Empowering local level governance systems such as Dhedha — the highest geographical unit for resource management among Borana herders — should follow such participatory mapping exercises. County assemblies should support these local grazing management institutions by developing appropriate by-laws. This will necessitate capacity building in by-law formulation and facilitating the by-law development process by the county assemblies. Investment in rangeland governance through agreements and the development of enforcement mechanisms in selected arid and semi-arid counties will also reduce incidences of conflict and foster peaceful coexistence within an agreed governance framework.
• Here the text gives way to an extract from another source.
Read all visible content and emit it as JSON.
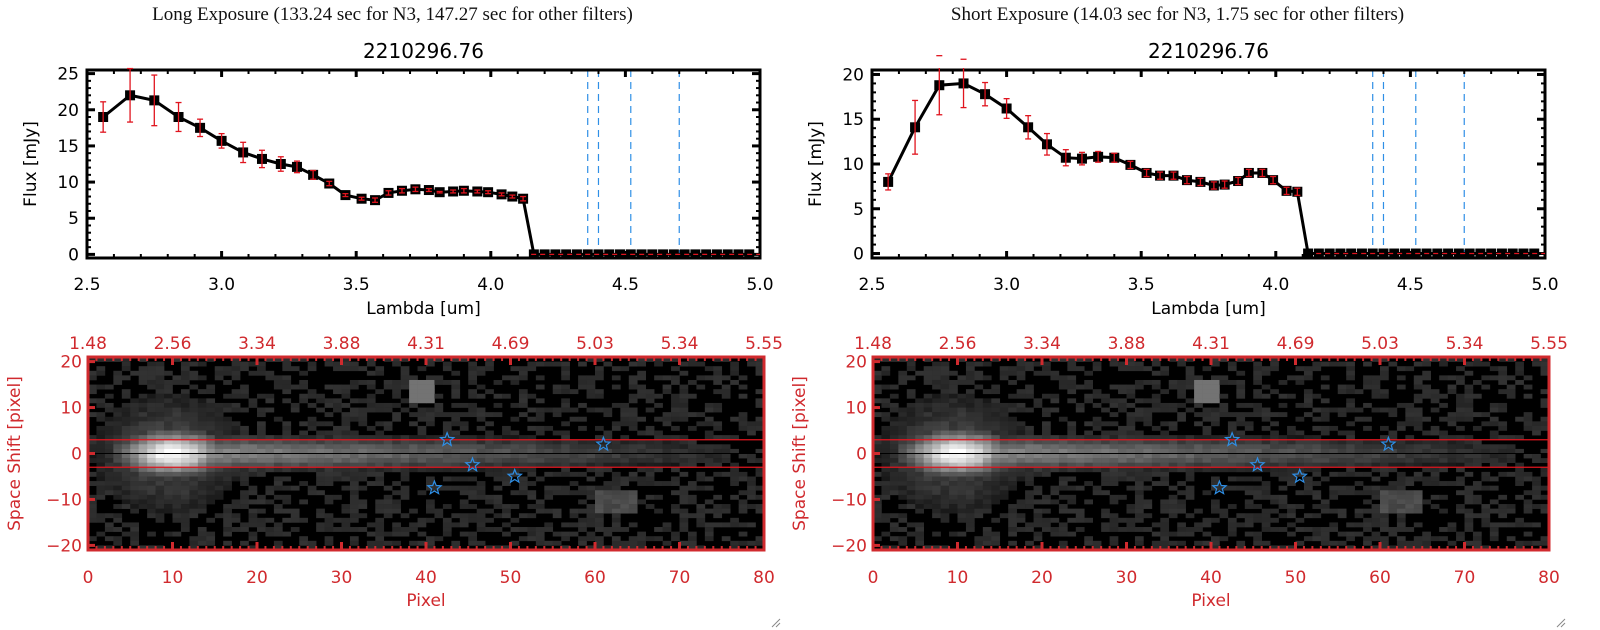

The earlier we embrace an ICT trading platform as a step towards improving access to livestock market information the better.

To improve the quality of animals, interventions in animal production should focus on boosting inputs and extension services. Input markets are flooded with sub-standard products, which expose livestock producers and affect the quality of their product. There is a need to streamline production support by embracing modern e-financing tools such as through the e-voucher, a customised debit (ATM) card containing different “e-wallets” which livestock owners can use to make purchases from selected agro-vets, enabling them to access various inputs such as vaccines, medicines, feed, feed supplements, extension services, veterinary care, Artificial Insemination services, among others.

In this regard, valuable lessons can be learned from the IFAD-financed Kenya Cereal Enhancement Programme – Climate-Resilient Agricultural Livelihoods Window (KCEP-CRAL) project where an electronic “e-voucher” scheme was extensively utilised to improve farmers’ access to Agri-inputs and to offer coordinated solutions through Public-Private-Producer Partnerships.